The broadband connection which previously served Kingston Business Park was previously has copper which only provided the 30 businessess based there speeds of up to 1.5Mbps.
Some firms considering relocating until Gigaclear installed FTTP (Fibre to the Premises) broadband, delivering speeds of at least 50Mbps and up to 1Gbps.
One firm, ES Technology, a laser processing equipment manufacturer, has used the network to download complex, large files over the internet. Operations director Tim Millard said: “We’re now able to download CAD drawings from our suppliers instantaneously.”
“Previously complex drawings could have taken up to 30 minutes to download which left our designers killing time while they waited to access the files.

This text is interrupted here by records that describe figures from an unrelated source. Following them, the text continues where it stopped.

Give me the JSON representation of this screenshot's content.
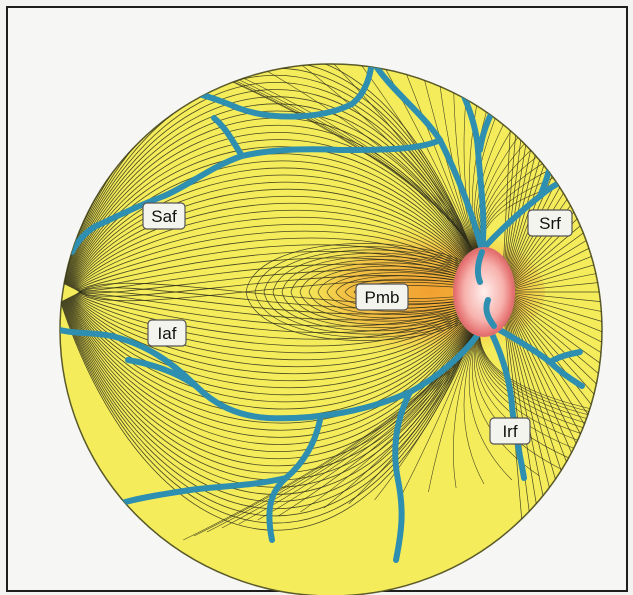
{
  "figure": {
    "labels": {
      "saf": "Saf",
      "srf": "Srf",
      "pmb": "Pmb",
      "iaf": "Iaf",
      "irf": "Irf"
    },
    "colors": {
      "retina_fill": "#f4ec5a",
      "papillomacular_fill": "#f2b640",
      "fiber_lines": "#2a2a1a",
      "vessels": "#2f8fb0",
      "optic_disc": "#f4a7a2",
      "optic_disc_rim": "#e06f6f"
    }
  }
}
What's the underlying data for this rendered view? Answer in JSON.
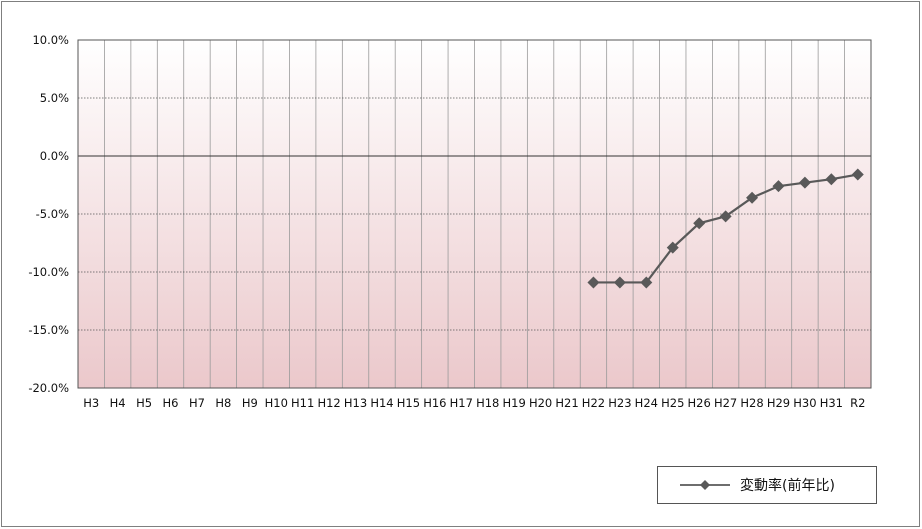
{
  "chart_data": {
    "type": "line",
    "title": "",
    "xlabel": "",
    "ylabel": "",
    "categories": [
      "H3",
      "H4",
      "H5",
      "H6",
      "H7",
      "H8",
      "H9",
      "H10",
      "H11",
      "H12",
      "H13",
      "H14",
      "H15",
      "H16",
      "H17",
      "H18",
      "H19",
      "H20",
      "H21",
      "H22",
      "H23",
      "H24",
      "H25",
      "H26",
      "H27",
      "H28",
      "H29",
      "H30",
      "H31",
      "R2"
    ],
    "ylim": [
      -20.0,
      10.0
    ],
    "yticks": [
      10.0,
      5.0,
      0.0,
      -5.0,
      -10.0,
      -15.0,
      -20.0
    ],
    "ytick_labels": [
      "10.0%",
      "5.0%",
      "0.0%",
      "-5.0%",
      "-10.0%",
      "-15.0%",
      "-20.0%"
    ],
    "grid": true,
    "legend_position": "bottom-right",
    "series": [
      {
        "name": "変動率(前年比)",
        "color": "#595959",
        "marker": "diamond",
        "values": [
          null,
          null,
          null,
          null,
          null,
          null,
          null,
          null,
          null,
          null,
          null,
          null,
          null,
          null,
          null,
          null,
          null,
          null,
          null,
          -10.9,
          -10.9,
          -10.9,
          -7.9,
          -5.8,
          -5.2,
          -3.6,
          -2.6,
          -2.3,
          -2.0,
          -1.6
        ]
      }
    ]
  }
}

Our parent company, based in Northamptonshire, is so impressed with how quickly we can transfer information, it is pushing for fibre optic at their own premises.”
Over 53,000 premises in Northamptonshire are due to be connected to superfast broadband by BT as part of the Superfast Northamptonshire BDUK (Broadband Delivery for the UK) scheme. This will see companies able to enjoy speeds of at least 24Mbps on an FTTC (Fibre to the Cabinet) line with the possibility of upgrading to FTTP. BT doesn’t currently offer 1Gbps speeds on its fibre lines but trials have proven that it could offer this in the future.
Gigaclear by contrast is installing FTTP as standard, offering firms download and upload speeds of up to 1Gbps.
Philip Stacey of Clarendon Business Centres added that his firm was at were at risk of losing business because of the slow and unreliable broadband speeds. Stacey said: “With many clients investing in servers and cloud based solutions onsite, it became essential for us to seek the best Internet connectivity solution available, to both retain and build our client base.
“Since installing the network, we’ve gone from having internet speeds as low as 0.5Mbps to a symmetric 100Mbps with the potential to increase this to 1Gbps.”
Matthew Hare, chief executive, Gigaclear said the debate on broadband services in rural communities is about more than just technology.
“It is about provisioning for a sustainable economic future for those who wish to live and work in counties like Oxfordshire. Broadband is an essential utility for businesses today – having poor broadband in a business park is akin to building the park without electricity. By implementing ultrafast broadband, Kingston Business Park businesses are benefiting from world class technology within their preferred geographic location.”
Gigaclear’s business model is based on offering gigabit broadband to rural residents and companies who aren’t in line to benefit from commercial expansion from companies like BT or Virgin Media or the government’s BDUK programme.
Communities living in would-be Gigaclear areas will also have to demonstrate sufficient interest in the area before they start digging, therefore guaranteeing the company a return on investment.